La contribution arménienne à l'histoire de l'Empire byzantin est difficile à surestimer. Ce n'était pas un élément ethnique périphérique, mais l'un des peuples fondateurs de l'empire, jouant un rôle exceptionnel dans sa vie militaire, politique, dynastique et culturelle pendant sept siècles (V–XIe siècles). Le suivi arménien n'est pas une influence marginale, mais un composant structurel de l'État byzantin, en particulier pendant son apogée de puissance et d'expansion territoriale. C'est l'histoire de l'intégration, de l'assimilation, mais aussi du maintien de l'identité unique dans le sein de l'univers impérial.
Le témoignage le plus éloquent de l'intégration profonde des Arméniens est l'origine de plusieurs dynasties impériales.
La dynastie Isaurienne (Syrienne) (717–802) : Bien que traditionnellement liée à la Syrie, de nombreux historiens (N. Adontz, P. Charanets) insistent sur l'origine arménienne de son fondateur Léon III Isaurien. Plus important encore, son fils et successeur, Constantin V (741–775), était marié à la princesse arménienne Irène de la maison de Kamssarakan, ce qui renforcé les liens arméniens de la dynastie.
La dynastie macédonienne (867–1056) : L'une des plus grandes dynasties byzantines, sous laquelle l'empire a atteint son apogée. Son fondateur, Basile I Macédonien (867–886), selon les recherches modernes (A. Toynbee, P. Haranis), était d'origine arménienne de la fème de Macédoine (où il y avait beaucoup d'Arméniens), issu d'une famille paysanne. Son langage maternel était l'arménien. Sous la dynastie macédonienne, l'élite arménienne a atteint le sommet de son influence.

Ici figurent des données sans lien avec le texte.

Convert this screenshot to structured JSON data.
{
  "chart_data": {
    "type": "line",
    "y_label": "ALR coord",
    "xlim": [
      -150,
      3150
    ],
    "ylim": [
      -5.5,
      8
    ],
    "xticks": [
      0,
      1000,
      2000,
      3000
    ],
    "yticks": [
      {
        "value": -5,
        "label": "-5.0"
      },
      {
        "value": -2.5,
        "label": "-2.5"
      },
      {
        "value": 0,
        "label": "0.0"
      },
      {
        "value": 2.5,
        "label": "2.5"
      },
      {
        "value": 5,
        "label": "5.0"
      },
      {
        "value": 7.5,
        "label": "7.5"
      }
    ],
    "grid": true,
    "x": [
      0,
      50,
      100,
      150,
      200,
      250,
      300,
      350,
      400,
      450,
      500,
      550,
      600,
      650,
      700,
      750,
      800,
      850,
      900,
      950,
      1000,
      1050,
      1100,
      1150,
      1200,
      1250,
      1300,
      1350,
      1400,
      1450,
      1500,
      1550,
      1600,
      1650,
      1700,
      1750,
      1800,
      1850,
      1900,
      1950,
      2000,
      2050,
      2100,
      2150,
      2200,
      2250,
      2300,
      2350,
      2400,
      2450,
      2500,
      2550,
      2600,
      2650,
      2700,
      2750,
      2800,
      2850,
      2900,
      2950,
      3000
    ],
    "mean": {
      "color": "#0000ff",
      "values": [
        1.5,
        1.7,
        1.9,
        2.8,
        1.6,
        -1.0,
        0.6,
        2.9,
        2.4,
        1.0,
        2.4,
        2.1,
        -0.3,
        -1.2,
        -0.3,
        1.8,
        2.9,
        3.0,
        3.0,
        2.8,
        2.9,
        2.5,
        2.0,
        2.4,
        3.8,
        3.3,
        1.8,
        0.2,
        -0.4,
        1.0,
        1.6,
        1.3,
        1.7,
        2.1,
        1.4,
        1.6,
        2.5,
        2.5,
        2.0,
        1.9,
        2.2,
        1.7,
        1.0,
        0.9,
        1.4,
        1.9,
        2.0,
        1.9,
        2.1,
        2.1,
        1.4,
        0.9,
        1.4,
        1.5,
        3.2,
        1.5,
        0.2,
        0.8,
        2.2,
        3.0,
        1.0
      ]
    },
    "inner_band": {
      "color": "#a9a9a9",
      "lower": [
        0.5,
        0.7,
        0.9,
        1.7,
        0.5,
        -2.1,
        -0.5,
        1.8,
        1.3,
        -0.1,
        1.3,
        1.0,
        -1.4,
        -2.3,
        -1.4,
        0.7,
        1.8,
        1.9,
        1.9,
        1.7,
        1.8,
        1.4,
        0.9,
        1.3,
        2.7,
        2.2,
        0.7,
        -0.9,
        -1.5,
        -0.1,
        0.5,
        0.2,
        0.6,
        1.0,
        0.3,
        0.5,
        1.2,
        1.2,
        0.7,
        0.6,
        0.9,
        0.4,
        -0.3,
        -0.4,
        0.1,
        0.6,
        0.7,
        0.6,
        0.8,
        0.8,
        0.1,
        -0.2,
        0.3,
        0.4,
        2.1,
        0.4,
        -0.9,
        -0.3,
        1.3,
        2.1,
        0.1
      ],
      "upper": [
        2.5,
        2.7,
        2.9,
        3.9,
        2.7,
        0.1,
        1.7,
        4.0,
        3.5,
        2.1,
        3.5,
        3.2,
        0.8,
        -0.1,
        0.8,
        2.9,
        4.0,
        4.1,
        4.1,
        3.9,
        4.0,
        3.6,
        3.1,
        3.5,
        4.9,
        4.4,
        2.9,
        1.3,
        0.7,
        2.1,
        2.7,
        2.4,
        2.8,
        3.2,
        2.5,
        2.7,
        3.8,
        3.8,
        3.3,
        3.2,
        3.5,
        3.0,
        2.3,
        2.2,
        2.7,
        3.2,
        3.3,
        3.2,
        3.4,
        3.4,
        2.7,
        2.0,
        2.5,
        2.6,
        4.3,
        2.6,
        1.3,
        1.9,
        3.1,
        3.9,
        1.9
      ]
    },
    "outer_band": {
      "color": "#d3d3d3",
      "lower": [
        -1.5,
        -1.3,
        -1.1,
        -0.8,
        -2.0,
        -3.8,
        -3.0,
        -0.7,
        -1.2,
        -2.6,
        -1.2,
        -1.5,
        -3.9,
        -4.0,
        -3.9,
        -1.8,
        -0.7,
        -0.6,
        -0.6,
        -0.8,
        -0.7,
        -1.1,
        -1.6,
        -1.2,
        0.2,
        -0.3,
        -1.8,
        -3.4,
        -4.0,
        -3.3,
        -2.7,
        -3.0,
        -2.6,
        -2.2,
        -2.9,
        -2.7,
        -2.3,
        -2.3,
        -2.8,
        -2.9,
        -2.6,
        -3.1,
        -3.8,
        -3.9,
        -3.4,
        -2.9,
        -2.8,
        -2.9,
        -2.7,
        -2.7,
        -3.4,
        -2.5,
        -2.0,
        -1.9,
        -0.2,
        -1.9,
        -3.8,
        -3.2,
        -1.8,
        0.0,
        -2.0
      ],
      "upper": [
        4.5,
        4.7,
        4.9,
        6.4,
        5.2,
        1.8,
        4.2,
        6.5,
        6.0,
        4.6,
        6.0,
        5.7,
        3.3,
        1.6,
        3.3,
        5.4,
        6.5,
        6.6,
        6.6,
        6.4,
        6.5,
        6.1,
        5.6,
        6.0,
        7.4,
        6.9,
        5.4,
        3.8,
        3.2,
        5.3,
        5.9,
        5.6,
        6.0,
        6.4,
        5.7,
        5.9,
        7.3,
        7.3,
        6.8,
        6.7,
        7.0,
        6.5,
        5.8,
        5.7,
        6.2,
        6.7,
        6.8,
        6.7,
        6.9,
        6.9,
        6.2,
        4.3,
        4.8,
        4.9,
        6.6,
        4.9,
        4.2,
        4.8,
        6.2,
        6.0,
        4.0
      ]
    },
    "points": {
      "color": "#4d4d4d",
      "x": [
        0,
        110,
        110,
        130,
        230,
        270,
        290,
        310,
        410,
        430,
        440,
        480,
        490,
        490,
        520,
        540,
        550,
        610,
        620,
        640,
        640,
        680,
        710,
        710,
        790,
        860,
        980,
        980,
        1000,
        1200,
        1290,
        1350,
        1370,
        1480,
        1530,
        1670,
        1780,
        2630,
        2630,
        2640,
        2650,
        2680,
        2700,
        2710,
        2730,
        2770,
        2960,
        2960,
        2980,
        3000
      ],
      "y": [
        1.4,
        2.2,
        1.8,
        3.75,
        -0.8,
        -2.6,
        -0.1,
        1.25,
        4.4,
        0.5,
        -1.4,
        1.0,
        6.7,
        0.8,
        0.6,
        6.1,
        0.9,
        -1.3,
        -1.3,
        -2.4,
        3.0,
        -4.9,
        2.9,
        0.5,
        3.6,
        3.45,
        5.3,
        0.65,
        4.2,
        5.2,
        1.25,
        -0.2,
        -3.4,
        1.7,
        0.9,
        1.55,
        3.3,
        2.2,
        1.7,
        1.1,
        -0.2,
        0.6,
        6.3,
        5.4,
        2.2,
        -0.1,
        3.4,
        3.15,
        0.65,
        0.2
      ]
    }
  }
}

Empereurs individuels : Romane I Lakapin (920–944) — Arménien des bas-fonds devenu co-régent et beau-père de Constantin VII. Jean I Tzimiskès (969–976) — un brillant stratège et empereur, d'origine aristocratique arménienne de la maison de Kurkassos (arm. Gourgen). Nicéphore II Phocas (963–969) bien que grec par le père, sa mère venait d'une noble famille arménienne des Phok, qui a donné à l'empire plusieurs générations de chefs militaires éminents.
Fait intéressant : Au Xe siècle, au sommet de la dynastie macédonienne, les contemporains se moquaient de dire que dans Constantinople, il était plus facile d'entendre une langue arménienne que grecque. Le chronicleur byzantin Michel Psellus, caractérisant Basile II Bulgaroboytse (neveu de l'Arménien Romane Lakapin), notait son « character proprement arménien », ce qui sous-entendait la sévérité, la guerreivité et la ténacité, qui était le stéréotype de la perception des Arméniens en Byzance.
Les Arméniens constituaient le noyau de l'aristocratie militaire byzantine, en particulier pendant l'époque des guerres avec les Arabes.
Les généraux célèbres (stratèges) : La maison de Phok a donné à l'empire non seulement l'empereur Nicéphore II, mais aussi le grand Varde Phok l'Ancien et son fils Nicéphore Phok l'Ancien, héros des guerres de l'Est. Jean Kurkassos — l'un des plus grands stratèges du Xe siècle, qui a combattu pendant 30 ans à la frontière orientale et a restitué à l'empire la Mésopotamie, l'Arménie et Edesse. Varde Skliar — un stratège génial d'origine arménienne, rebelle.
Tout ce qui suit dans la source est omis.